Por eso, al día siguiente, cuando Pedro me invitó a pasear por la orilla, no dudé ni un instante. El sol apenas asomaba en el horizonte, tiñendo el agua de tonos dorados y rosados. La playa estaba casi desierta, solo algunas gaviotas sobrevolaban el agua y, a lo lejos, una pareja mayor recogía conchas.
Caminamos descalzos, dejando que las olas frías acariciaran nuestros pies. Pedro contó cómo, después de la escuela, el destino lo había llevado por distintos caminos, viajes que prometían felicidad pero que nunca le dieron lo que le brindaba su sonrisa de antaño. Yo escuchaba, sintiendo cómo cada palabra borraba los años de silencio entre nosotros.
De pronto, se detuvo, tomó una pequeña pieza de ámbar que había encontrado entre la arena y me la ofreció.
Cuando éramos niños, creía que el ámbar era un trozo de sol caído al mar sonrió. Que este sea tu amuleto.

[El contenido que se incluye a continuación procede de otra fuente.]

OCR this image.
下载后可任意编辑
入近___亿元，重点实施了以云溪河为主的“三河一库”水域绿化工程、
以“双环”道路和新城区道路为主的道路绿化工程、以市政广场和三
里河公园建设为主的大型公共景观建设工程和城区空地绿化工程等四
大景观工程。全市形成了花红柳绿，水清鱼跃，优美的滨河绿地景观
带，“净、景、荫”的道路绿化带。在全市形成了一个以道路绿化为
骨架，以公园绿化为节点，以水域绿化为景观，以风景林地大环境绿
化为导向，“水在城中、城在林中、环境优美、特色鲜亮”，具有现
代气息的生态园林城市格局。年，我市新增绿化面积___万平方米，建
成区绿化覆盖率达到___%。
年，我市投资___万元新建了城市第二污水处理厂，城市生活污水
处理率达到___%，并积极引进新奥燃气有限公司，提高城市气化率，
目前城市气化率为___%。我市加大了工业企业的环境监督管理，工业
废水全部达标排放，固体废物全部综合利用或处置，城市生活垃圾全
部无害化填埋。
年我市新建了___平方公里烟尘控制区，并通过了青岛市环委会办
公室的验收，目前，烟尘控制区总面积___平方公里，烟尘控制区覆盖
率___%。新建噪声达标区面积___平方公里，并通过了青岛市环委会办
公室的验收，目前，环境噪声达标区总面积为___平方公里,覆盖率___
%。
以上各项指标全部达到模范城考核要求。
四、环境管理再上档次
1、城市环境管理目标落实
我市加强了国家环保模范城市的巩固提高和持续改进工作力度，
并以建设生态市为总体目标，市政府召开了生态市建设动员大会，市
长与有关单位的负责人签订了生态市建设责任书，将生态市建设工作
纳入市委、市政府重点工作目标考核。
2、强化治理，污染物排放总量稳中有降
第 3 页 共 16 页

Apreté la piedra en la mano y percibí su calor, aunque el mar debía haberla enfriado. Al mirar a Pedro, vi no solo al hombre que había llegado a ser, sino también al joven del instituto que una vez iluminó mi mundo.
La caminata duró varias horas, aunque parecieron minutos. Al volver, el viento despeinaba mi pelo y él, con la misma delicadeza de siempre, apartó una mechón de mi frente, gesto que recordaba de la adolescencia. Entonces entendí que no quería encasillar este encuentro como una aventura sentimental; quería darme una oportunidad real, consciente, libre de miedos al futuro.
Conclusión: la vida a veces nos brinda oportunidades que nos permiten mirar el pasado bajo una nueva luz y abrir la puerta a nuevos sentimientos sinceros, sin importar los años que nos separen.
Al atardecer, sentados en la veranda del balneario, contemplamos el crepúsculo. No hubo declaraciones estruendosas, solo el silencio que transmite confort y seguridad. Pedro apoyó su mano sobre la mía y susurró:
Quizá la vida realmente nos sonríe por segunda vez.
Por primera vez en mucho tiempo, creí en esas palabras.